The CDC does not know the risk to the baby if a woman is infected with Zika virus while she is pregnant. However, Zika virus infection does not pose a risk of birth defects for future pregnancies. Zika virus usually remains in the blood of an infected person for about a week. The virus will not cause infections in a baby that is conceived after the virus is cleared from the blood.

Is it safe to get pregnant after traveling to a country with Zika virus?

If infected, Zika virus usually remains in the blood of an infected person for about a week. The virus will not cause infections in a baby that is conceived after the virus is cleared from the blood.

Can a pregnant woman be tested for Zika weeks or months after being in a country with Zika?

At this time the CDC does not recommend routine Zika virus testing in pregnant women who have traveled to a country with known transmission. First, there can be false-positive results due to antibodies that are made against other related viruses. Second, the CDC does not know the risk to the fetus if the mother tests positive for Zika virus antibodies. The CDC does not know if the risk is different in mothers who do or do not have symptoms due to Zika virus infection.

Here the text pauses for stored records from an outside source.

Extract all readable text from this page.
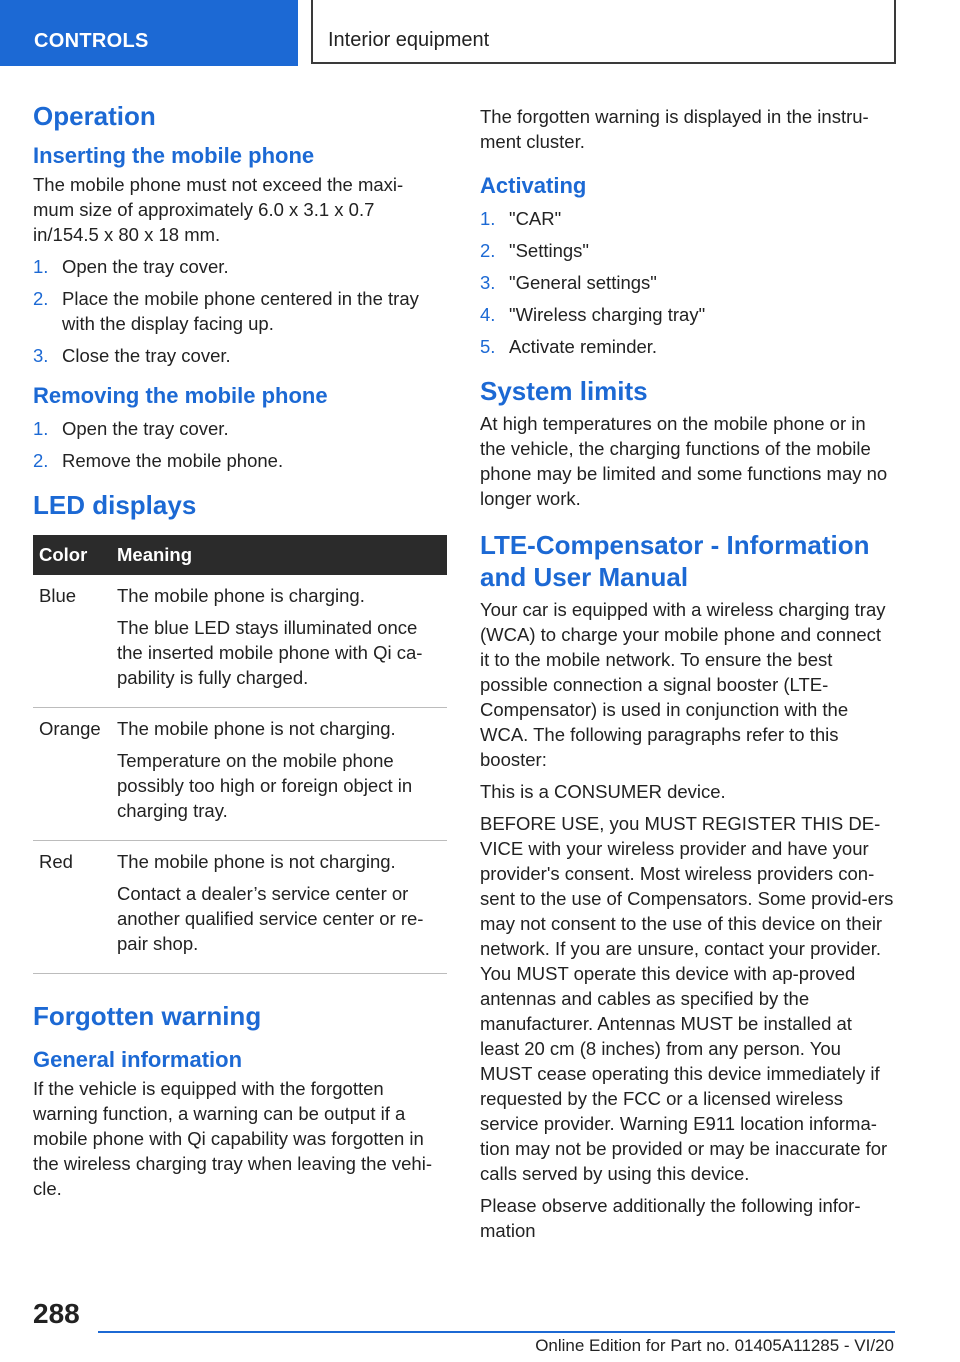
CONTROLS	Interior equipment
Operation
Inserting the mobile phone

The mobile phone must not exceed the maxi-mum size of approximately 6.0 x 3.1 x 0.7 in/154.5 x 80 x 18 mm.

1. Open the tray cover.
2. Place the mobile phone centered in the tray with the display facing up.
3. Close the tray cover.
Removing the mobile phone
1. Open the tray cover.
2. Remove the mobile phone.
LED displays
Color	Meaning
Blue	The mobile phone is charging.

The blue LED stays illuminated once the inserted mobile phone with Qi ca-pability is fully charged.

Orange	The mobile phone is not charging.

Temperature on the mobile phone possibly too high or foreign object in charging tray.

Red	The mobile phone is not charging.

Contact a dealer’s service center or another qualified service center or re-pair shop.

Forgotten warning
General information

If the vehicle is equipped with the forgotten warning function, a warning can be output if a mobile phone with Qi capability was forgotten in the wireless charging tray when leaving the vehi-cle.

The forgotten warning is displayed in the instru-ment cluster.

Activating
1. "CAR"
2. "Settings"
3. "General settings"
4. "Wireless charging tray"
5. Activate reminder.
System limits

At high temperatures on the mobile phone or in the vehicle, the charging functions of the mobile phone may be limited and some functions may no longer work.

LTE-Compensator - Information and User Manual

Your car is equipped with a wireless charging tray (WCA) to charge your mobile phone and connect it to the mobile network. To ensure the best possible connection a signal booster (LTE-Compensator) is used in conjunction with the WCA. The following paragraphs refer to this booster:

This is a CONSUMER device.

BEFORE USE, you MUST REGISTER THIS DE-VICE with your wireless provider and have your provider's consent. Most wireless providers con-sent to the use of Compensators. Some provid-ers may not consent to the use of this device on their network. If you are unsure, contact your provider. You MUST operate this device with ap-proved antennas and cables as specified by the manufacturer. Antennas MUST be installed at least 20 cm (8 inches) from any person. You MUST cease operating this device immediately if requested by the FCC or a licensed wireless service provider. Warning E911 location informa-tion may not be provided or may be inaccurate for calls served by using this device.

Please observe additionally the following infor-mation

288
Online Edition for Part no. 01405A11285 - VI/20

If a woman who has traveled to an area with Zika virus transmission, should she wait to get pregnant?

The CDC does not know the risk to an infant if a woman is infected with Zika virus while she is pregnant. Zika virus usually remains in the blood of an infected person for only a few days to a week. The virus will not cause infections in an infant that is conceived after the virus is cleared from the blood. There is currently no evidence that Zika virus infection poses a risk of birth defects in future pregnancies.